我有 9000 个美国积分(即账户),具有各种不同的字符串和数字列/属性。我试图将这些点/帐户均匀地划分为公平的分组,这些分组既在空间上分组,又根据员工数量进行加权(在重力意义上),这是列/属性之一。我使用 sklearn K-means 聚类进行分组,它似乎工作正常,但我注意到分组不相等。有些团体有约 600 人,有些团体有约 70 人。这有点合乎逻辑,因为某些领域有更多数据。这里的问题是我需要这些群体更加平等。这是我使用的代码:
kmeans = KMeans(n_clusters = 30, max_iter=1000, init ='k-means++')
lat_long = dftobeclustered[dftobeclustered.columns[1:3]]
_employees = dftobeclustered[dftobeclustered.columns[3]]
weighted_kmeans_clusters = kmeans.fit(lat_long, sample_weight = _employees)
dftobeclustered['cluster_label'] = kmeans.predict(lat_long, sample_weight = _employees)
centers = kmeans.cluster_centers_
labels = dftobeclustered['cluster_label']
是否可以以更平等的方式划分 k 均值簇?我认为核心问题是,当我真正需要将蒙大拿州或夏威夷等人口稀少的地区合并成更大的组时,它会将这些地区分成自己的组。但我不知道。
K-means 并不是为了这样工作而编写的。根据观测值与质心的实际测量距离将观测值分配给簇。
如果您尝试强制集群中的成员数量,它会完全取消距离测量组件,尤其是当您在地理上使用经纬度进行交谈时。
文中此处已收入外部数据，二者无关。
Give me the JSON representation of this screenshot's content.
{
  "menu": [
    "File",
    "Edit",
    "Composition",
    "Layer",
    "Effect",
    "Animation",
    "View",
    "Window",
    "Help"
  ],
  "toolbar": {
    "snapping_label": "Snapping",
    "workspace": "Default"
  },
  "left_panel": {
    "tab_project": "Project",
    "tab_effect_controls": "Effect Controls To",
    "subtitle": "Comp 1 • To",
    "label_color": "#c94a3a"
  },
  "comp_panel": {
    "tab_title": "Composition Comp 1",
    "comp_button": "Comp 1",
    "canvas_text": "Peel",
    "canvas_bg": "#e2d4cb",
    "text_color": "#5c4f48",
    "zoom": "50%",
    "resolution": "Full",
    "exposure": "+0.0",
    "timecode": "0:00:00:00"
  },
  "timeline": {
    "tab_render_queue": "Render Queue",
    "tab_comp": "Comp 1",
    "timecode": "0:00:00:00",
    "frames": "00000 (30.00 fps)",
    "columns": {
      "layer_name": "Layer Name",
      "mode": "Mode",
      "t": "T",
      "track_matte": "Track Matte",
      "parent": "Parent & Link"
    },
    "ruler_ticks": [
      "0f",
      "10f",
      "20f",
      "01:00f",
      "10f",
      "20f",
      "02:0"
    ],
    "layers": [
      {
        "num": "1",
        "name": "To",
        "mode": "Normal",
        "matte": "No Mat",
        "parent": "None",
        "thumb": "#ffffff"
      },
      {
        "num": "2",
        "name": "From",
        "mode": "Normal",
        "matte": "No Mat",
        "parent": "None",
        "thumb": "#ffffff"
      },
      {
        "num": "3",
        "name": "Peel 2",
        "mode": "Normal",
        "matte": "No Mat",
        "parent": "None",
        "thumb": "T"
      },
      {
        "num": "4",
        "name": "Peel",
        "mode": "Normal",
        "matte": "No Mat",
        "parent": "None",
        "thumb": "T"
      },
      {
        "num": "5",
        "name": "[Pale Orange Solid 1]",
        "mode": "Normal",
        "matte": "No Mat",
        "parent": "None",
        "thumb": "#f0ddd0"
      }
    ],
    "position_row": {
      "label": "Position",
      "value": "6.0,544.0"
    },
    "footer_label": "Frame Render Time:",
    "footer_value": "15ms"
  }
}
您可能需要考虑另一种方法来对观察结果进行子集化或重新考虑簇的等效大小。
老实说,大多数时候,地理距离聚类与其他方式的观察结果的相似性直接相关(想想社区的房屋风格、人口统计或收入,以及如何将其转化为邮政编码或树木类型)局部区域)。这类事情不尊重我们对它们成为相同大小的群体的需求。
如果偶数个观测值存在明显差异,那么基于地理以外的质量的聚类更有可能趋于平稳,而不是直接经纬度,因为它们将进行距离排序......没有办法解决。
因此,观测人口密集的地区将比观测人口较少的地区拥有更多的成员。并且 MT 和 HI 之间的距离始终大于 MT 和 NYC 之间的距离,因此它们不会按距离在地理上聚集。
我理解您想要平等的分组...是否有必要按地理分组?考虑到 MT 和 HI 会在一起,地理标签意义不大。最好使用所有非地理数值进行聚类以创建上下文相似的观察结果。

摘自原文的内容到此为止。